In Indien wurden Papageien für den Wahlkampf eingesetzt. Ornithologen brachten ihnen Slogans zusammen mit den Namen der zu wählenden Kandidaten bei, ein Medium für ländliche Regionen mit vielen Analphabeten. Im Refugium der Kunst imitierte Louise Lawler das Rufen der Vögel 1972. In »Bird Calls« spielt sie selbst Papagei und Ente und ruft die Vornamen männlicher Künstlerkollegen, krächzt »Joseph«, plappert »Gilbert« und schnattert »George«, immer dann wenn auf dem zur Arbeit gehörenden Plakat ein Künstlername rot gedruckt ist.

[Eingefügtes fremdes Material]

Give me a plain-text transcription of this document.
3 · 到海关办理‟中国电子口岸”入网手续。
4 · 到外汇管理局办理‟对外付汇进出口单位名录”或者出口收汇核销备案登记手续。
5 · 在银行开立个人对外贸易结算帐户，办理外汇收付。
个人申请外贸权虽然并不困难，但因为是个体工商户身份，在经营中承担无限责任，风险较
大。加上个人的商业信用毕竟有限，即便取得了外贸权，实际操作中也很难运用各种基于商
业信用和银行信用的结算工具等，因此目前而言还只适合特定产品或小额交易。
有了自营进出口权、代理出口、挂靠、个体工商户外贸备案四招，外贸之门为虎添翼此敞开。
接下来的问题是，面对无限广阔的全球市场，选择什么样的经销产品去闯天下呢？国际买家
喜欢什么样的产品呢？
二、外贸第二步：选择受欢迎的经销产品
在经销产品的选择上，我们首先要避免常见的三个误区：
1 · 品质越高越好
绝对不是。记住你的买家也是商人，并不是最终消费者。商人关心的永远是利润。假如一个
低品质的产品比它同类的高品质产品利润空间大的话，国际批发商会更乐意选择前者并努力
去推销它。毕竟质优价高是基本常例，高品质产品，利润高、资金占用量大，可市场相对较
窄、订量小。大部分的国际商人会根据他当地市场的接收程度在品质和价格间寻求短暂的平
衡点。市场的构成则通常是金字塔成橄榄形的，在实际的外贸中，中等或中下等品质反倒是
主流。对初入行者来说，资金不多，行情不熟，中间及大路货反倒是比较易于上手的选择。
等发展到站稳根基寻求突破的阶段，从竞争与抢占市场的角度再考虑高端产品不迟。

Mitte der sechziger Jahre ließ die Restaurantkette Wienerwald künstliche Papageien als Werbemittel entwickeln. Ein batteriebetriebener Miniatur-Plattenspieler im Inneren sollte verkünden, warum die Küche heute kalt bleibe – die zentrale Werbebotschaft der Hähnchenbraterei. Doch als die mechanischen Tiere fertig waren, wollte der Hähnchenkönig Friedrich Jahn nicht mehr. Und auch auf späteren Erfindermessen interessierte sich niemand weiter dafür, solange bis Walter Thiele, der Erfinder, das Gerät alleine in einen Strumpf packte und als Imago seiner Frustration groß »Lachsack« draufschrieb. Bis heute wurden davon mehr als 120 Millionen Stück verkauft.

The Jakes Ladder Theatre Company in London wollte einen Papagei in einem Theaterstück für Kinder mitspielen lassen. Auf der Schulter eines der Protagonisten sitzend verliefen die Proben zu »Die Piraten auf der Schatzinsel« reibungslos. Percy sprach den Text, den er sprechen sollte. Zu späterem Zeitpunkt jedoch hatte er das zuvor Gelernte ersetzt, woher auch immer das Wissen gekommen sein mag. Weil er plötzlich »Verpiss Dich Kumpel« und »Zieh Leine« rief, durfte er nicht weiter auf der Bühne auftreten. Kindern sei diese Ausdrucksweise nicht zuzumuten, was übrigens gegenwärtig überall ein beliebtes Zensurargument ist.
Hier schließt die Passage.